The non-life insurance industry constitutes approximately 30 per cent of the total insurance industry premium and recorded a total premium of Rs 172,483 crore in FY19 from Rs. 25,930 crore in FY07 at a compound annual growth rate (CAGR) of 17.1 per cent during FY07-19, says CARE Ratings in its research report on Banking, Financial Services and Insurance(BFSI) Research. Courtesy the strong growth on account of the entry of private players, ramping up of the distribution force, bundling of offerings, competitive pricing, and adoption of technology and alliances.
Whereas the public sector non-life insurance segment witnessed a CAGR of 13 per cent over FY07-FY19 from Rs 18,466 crore in FY07 to Rs 79,842 crore in FY19. While the private sector non-life grew at a CAGR of 21.8 per cent during FY07-19, from Rs 8,669 crore in FY07 to Rs 92,641 crore in FY19 on the back of rising health awareness, rising vehicle ownership, entry of private players, and use of alternative distribution networks driving growth.
However, the share of public sector insurers in total non-life insurance premium declined from 68 per cent in FY07 to 46 per cent in FY19, whereas the share of the private sector insurers grew from 32 per cent in FY07 to 54 per cent in FY19. That said in the first 11 months of FY20, Gross Direct Premium Underwritten was Rs 173,265 crore, a year-on-year (Y-o-Y) growth of 13.9 per cent as compared to Rs 152,097 crore, Gross Direct Premium Underwritten for the first 11 months of FY19. The share of public insurers has further declined to 44 per cent in these 11 months.

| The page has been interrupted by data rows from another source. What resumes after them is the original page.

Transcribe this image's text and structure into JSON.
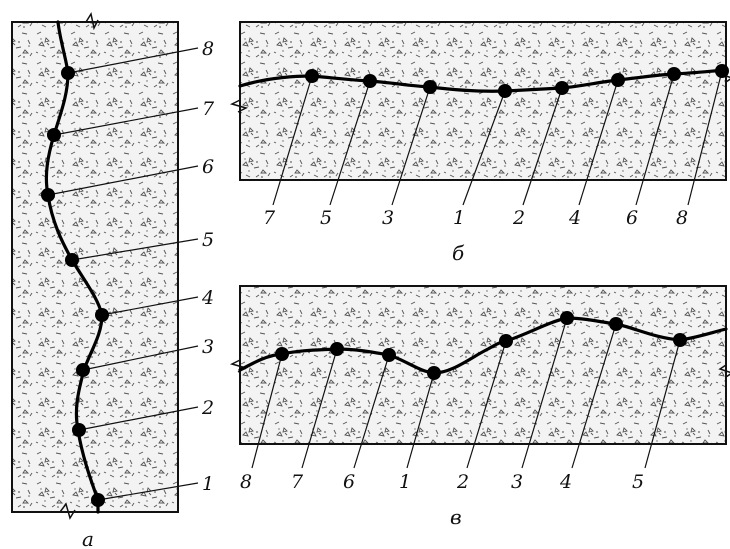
{
  "panels": [
    {
      "caption": "а",
      "points": [
        "1",
        "2",
        "3",
        "4",
        "5",
        "6",
        "7",
        "8"
      ]
    },
    {
      "caption": "б",
      "points": [
        "7",
        "5",
        "3",
        "1",
        "2",
        "4",
        "6",
        "8"
      ]
    },
    {
      "caption": "в",
      "points": [
        "8",
        "7",
        "6",
        "1",
        "2",
        "3",
        "4",
        "5"
      ]
    }
  ]
}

“Even as the insurance premium has increased manifold, the profitability has witnessed a substantial decline. Furthermore, the industry is dependent on its investment portfolio for profitability (contrary to global norms) and has witnessed underwriting losses primarily due to higher claims as well as predatory pricing to expand market share,” says Sanjay Agarwal, Senior Director, CARE Ratings. “The industry would have to rein in the tariff collapse and instead offer a better service experience along with product innovation to grow the market and report underwriting surplus,” adds Agarwal. That said, as per the CARE ratings the primarily reason for underwriting losses of the non-life insurance sector can be attributed towards intense competition, frequency of natural catastrophes and incurred claims continue to remain elevated.